The goal of Menten GCN is to create GCN tensors from protein models (poses). We are aligning with Spektral’s vocabulary style when talking about GCNs and Rosetta’s vocabulary when talking about poses.
Each node (vertex) in our graph represents a single residue position. Edges connect nodes that are close in 3D space. Our goal in Menten GCN is to analyze small pockets of residues at a time, though the size of each pocket is entirely up to the user and can encompass the entire protein if you wish.
We generate a graph by first declaring one or more “focus” residues. These residues will be at the center of our pocket. Menten GCN will automatically select the residue positions closest in space to the focus residues and will use them to build neighbor nodes. Menten GCN will also automatically add edges between any two nodes that are close in space.
We have 3 primary parameters in this system:
“N” is maximum the number of nodes in any graph. This includes focus nodes and neighbor nodes
“F” is the number of features per node
“S” is the number of features per edge
These parameters are used to define 3 input tensors:
Tensor “X” holds the node features and is of shape (N,F)
Tensor “A” holds the adjacency matrix and is of shape (N,N)

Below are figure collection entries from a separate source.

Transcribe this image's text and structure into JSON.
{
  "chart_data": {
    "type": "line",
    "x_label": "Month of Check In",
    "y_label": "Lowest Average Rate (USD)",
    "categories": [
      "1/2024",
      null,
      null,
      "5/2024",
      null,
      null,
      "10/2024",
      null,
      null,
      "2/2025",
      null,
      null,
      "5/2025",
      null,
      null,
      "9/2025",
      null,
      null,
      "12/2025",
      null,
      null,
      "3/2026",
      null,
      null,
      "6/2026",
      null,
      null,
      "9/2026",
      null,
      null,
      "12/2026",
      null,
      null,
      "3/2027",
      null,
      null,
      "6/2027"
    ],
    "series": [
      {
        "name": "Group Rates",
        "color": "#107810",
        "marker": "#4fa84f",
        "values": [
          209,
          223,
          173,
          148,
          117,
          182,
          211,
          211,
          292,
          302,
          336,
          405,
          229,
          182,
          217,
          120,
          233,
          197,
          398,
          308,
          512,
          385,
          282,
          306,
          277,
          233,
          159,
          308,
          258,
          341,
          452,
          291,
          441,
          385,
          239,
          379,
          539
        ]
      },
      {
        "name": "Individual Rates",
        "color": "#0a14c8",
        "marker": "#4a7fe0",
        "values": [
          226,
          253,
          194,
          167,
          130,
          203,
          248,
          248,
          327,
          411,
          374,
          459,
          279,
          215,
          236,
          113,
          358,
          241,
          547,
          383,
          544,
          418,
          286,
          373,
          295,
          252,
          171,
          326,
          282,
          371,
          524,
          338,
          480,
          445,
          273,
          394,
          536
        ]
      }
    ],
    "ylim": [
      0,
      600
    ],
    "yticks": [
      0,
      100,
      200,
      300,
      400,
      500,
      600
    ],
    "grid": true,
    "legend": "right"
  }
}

Tensor “E” holds the edge features and is of shape (N,N,S)
One nuance of the “E” tensor is that edges can have direction. Every pair of residues has room for two edge tensors in our system. Some of our edge features are symmetric (like distance) so they will have the same value going in both directions. Other edge tensors are asymmetric (like relative geometries) so they will have different values for each of the two slots in “E”.
Start by loading your pose in python using any of our supported packages.
Just Rosetta and MDTraj right now. Get in touch if you want more!
Wrap your pose using the appropriate wrapper for your package.
See Classes -> Pose Wrappers
Define a list of decorators to use to represent your pose.
See Classes -> Decorators
An example decorator would be PhiPsiRadians, which decorates each node with its Phi and Psi value
Use this list of decorators to build a DataMaker
The DataMaker will then take your wrapped pose, ask for the focus residues, and return the X, A, and E tensors
From here you have a few choices.
You can train on these tensors directly
You can utilize Spektral’s Dataset interface to make training easier with large amounts of data
Or you can save these for later. Stick them on disk and come back to them when you’re ready to train
See the DataMaker class and examples for more details.